Here are some suggestions and considerations to help you navigate your next steps:
1. Understanding Your Conditions
Scoliosis: This condition can lead to uneven pressure on the spine and surrounding muscles, potentially causing pain and mobility issues. Addressing scoliosis may help alleviate some of your discomfort.
Spinal Stenosis and Spondylolisthesis: These conditions can also contribute to pain and mobility challenges. It’s important to consider how they interact with your scoliosis.
2. Prioritizing Treatment
Addressing Scoliosis First: It may be reasonable to focus on scoliosis if it is causing the most discomfort. A specialist in spinal deformities can evaluate your condition and recommend appropriate treatments, which may include physical therapy, bracing, or surgical options if necessary.

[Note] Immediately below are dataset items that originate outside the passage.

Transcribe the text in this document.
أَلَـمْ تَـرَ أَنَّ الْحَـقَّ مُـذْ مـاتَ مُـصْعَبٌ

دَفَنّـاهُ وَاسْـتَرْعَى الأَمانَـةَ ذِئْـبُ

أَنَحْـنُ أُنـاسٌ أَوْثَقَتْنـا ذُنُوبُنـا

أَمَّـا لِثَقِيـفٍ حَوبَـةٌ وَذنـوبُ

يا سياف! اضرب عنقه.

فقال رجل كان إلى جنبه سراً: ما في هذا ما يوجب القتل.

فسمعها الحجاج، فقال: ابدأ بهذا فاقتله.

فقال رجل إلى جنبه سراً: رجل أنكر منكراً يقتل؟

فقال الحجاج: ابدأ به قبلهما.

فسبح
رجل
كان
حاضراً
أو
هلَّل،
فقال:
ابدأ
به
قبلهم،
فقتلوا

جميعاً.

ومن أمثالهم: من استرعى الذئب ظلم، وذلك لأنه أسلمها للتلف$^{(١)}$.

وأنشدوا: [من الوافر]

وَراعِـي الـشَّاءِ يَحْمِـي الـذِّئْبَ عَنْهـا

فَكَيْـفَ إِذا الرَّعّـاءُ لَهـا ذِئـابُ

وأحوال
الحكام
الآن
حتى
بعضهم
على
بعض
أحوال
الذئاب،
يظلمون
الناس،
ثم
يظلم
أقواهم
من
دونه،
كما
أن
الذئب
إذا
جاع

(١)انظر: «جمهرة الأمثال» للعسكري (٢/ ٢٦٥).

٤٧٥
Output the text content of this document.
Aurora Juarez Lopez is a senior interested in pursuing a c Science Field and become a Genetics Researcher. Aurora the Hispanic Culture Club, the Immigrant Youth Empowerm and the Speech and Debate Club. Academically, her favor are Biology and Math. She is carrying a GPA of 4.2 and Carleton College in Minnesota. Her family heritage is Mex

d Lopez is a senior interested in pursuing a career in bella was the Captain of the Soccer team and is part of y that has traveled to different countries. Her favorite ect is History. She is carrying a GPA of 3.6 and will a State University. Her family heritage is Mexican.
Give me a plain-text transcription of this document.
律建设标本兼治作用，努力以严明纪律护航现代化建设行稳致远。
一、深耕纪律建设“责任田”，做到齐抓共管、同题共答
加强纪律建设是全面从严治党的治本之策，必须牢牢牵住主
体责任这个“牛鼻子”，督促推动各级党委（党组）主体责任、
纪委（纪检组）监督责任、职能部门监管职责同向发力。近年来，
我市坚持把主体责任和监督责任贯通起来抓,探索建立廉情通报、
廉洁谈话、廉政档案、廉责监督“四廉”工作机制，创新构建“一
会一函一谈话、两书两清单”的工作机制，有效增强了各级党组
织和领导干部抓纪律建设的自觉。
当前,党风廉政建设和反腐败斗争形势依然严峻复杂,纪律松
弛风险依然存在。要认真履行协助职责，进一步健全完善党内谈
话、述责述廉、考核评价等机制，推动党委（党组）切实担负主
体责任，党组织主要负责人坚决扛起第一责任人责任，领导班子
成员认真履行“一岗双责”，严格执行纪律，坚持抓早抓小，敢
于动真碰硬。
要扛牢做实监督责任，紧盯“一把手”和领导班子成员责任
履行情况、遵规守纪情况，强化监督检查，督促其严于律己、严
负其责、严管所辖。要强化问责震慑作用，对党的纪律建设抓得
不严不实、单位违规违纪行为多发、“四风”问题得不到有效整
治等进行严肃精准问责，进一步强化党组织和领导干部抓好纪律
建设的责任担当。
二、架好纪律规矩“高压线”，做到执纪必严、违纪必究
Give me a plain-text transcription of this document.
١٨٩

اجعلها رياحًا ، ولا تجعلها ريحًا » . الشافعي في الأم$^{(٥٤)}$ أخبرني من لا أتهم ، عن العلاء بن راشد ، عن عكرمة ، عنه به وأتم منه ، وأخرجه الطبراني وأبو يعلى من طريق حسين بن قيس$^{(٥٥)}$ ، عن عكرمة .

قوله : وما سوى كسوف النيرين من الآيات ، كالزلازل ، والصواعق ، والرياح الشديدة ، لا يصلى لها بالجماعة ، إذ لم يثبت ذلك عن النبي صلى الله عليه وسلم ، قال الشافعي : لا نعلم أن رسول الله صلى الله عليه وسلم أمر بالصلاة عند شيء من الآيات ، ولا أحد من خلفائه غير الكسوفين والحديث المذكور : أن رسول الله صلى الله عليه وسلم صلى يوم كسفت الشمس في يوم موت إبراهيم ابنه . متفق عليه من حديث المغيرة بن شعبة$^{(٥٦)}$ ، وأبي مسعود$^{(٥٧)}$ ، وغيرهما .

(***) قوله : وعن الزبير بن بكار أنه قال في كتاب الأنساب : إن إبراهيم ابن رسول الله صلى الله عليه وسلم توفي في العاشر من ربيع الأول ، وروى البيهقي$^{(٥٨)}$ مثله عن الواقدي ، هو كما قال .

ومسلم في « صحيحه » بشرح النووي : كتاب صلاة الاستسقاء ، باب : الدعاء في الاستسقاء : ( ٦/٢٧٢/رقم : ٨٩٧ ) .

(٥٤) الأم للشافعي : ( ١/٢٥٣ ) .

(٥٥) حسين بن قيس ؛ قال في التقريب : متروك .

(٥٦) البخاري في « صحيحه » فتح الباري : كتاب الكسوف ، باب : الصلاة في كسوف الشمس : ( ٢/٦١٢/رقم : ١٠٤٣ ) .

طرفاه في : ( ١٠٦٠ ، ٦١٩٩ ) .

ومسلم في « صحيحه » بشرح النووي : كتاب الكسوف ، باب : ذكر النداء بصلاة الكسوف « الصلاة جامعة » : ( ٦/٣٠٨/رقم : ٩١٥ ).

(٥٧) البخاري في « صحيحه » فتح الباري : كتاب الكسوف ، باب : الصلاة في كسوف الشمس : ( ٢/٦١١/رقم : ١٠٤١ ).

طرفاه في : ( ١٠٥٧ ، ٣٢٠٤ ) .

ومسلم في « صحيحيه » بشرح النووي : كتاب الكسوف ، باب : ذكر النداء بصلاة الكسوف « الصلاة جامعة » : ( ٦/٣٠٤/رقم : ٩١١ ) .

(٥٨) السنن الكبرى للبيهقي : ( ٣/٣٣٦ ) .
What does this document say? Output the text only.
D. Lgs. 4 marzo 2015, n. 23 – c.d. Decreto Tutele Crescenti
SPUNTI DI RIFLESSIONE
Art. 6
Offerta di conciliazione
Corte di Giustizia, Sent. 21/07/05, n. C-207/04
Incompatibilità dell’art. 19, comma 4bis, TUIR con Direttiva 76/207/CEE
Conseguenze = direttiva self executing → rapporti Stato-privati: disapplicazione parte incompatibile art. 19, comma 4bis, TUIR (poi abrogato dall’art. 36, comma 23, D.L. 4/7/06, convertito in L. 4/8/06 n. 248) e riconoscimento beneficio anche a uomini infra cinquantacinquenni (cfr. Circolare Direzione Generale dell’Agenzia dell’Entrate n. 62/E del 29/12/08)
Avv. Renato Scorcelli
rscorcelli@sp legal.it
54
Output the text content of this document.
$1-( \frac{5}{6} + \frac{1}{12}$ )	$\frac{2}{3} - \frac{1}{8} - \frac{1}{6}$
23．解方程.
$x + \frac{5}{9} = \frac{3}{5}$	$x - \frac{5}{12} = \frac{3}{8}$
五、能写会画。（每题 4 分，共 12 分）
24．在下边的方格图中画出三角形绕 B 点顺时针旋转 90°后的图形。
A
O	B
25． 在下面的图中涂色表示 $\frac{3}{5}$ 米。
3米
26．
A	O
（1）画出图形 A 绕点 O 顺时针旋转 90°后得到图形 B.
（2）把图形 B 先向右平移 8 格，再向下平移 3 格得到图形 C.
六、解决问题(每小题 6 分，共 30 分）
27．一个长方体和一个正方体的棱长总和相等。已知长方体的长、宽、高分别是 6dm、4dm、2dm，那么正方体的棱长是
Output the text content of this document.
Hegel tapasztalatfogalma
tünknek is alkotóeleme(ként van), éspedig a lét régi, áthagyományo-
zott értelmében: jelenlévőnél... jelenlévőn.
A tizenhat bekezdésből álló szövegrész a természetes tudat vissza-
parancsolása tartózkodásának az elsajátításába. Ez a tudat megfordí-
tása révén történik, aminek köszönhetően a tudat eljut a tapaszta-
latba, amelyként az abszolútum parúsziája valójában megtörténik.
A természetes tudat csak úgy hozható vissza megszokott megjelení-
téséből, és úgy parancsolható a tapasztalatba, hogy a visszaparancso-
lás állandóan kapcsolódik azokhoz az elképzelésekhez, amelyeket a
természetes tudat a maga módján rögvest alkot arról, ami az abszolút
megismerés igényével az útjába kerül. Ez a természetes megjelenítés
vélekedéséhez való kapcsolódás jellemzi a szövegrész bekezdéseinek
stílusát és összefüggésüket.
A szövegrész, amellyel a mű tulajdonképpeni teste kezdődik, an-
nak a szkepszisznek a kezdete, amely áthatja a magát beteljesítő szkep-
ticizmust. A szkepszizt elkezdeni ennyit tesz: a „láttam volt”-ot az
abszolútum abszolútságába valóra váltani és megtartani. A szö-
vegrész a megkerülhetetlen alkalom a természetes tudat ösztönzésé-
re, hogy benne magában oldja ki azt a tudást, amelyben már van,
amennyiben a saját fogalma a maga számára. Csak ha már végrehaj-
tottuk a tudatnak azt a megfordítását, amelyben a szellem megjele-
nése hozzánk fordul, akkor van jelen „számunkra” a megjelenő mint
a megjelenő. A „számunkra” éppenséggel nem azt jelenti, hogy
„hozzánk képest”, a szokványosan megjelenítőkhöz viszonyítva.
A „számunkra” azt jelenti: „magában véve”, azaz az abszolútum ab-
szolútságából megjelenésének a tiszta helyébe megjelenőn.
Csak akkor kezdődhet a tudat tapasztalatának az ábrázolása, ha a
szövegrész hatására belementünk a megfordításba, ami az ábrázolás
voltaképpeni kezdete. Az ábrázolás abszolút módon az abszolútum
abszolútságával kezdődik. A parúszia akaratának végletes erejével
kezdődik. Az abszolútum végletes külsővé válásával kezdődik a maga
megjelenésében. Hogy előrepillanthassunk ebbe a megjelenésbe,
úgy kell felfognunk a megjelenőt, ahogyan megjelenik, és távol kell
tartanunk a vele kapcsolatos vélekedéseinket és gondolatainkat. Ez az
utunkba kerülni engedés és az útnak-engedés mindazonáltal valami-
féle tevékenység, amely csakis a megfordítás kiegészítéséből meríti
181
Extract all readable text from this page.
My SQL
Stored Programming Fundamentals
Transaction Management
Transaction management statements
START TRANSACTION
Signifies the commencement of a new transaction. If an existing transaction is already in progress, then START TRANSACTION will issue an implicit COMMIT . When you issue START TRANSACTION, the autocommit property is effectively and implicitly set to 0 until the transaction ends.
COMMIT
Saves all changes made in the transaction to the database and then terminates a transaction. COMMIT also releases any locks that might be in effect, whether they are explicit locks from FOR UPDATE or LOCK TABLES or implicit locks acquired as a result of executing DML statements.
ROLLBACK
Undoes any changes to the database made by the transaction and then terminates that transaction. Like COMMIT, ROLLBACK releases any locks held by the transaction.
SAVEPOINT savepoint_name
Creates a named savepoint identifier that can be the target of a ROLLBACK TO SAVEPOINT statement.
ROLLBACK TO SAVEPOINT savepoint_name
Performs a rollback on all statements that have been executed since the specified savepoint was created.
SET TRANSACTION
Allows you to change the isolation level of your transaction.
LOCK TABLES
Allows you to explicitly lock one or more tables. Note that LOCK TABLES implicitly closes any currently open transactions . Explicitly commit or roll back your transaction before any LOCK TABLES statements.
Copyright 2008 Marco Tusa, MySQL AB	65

Sequential Approach: After addressing scoliosis, you can then focus on managing spinal stenosis and spondylolisthesis. This approach allows for a more targeted treatment plan.
3. Seeking Specialized Care
Large Medical Centers: Considering your history and the complexity of your conditions, seeking care at a large medical organization with a multidisciplinary approach is a good idea. Institutions like the Cleveland Clinic or Mayo Clinic can provide comprehensive evaluations and treatment options.
Mayo Clinic: While Mayo Clinic has a strong pediatric presence, they also provide adult care. You can contact them directly to inquire about adult services and whether they can accommodate your needs. They have a reputation for thorough evaluations and innovative treatments.
4. Finding the Right Specialist
Spine Specialists: Look for orthopedic surgeons or neurosurgeons who specialize in spinal disorders, particularly those with experience in treating scoliosis in older adults. They can provide insights into your specific situation and potential treatment options.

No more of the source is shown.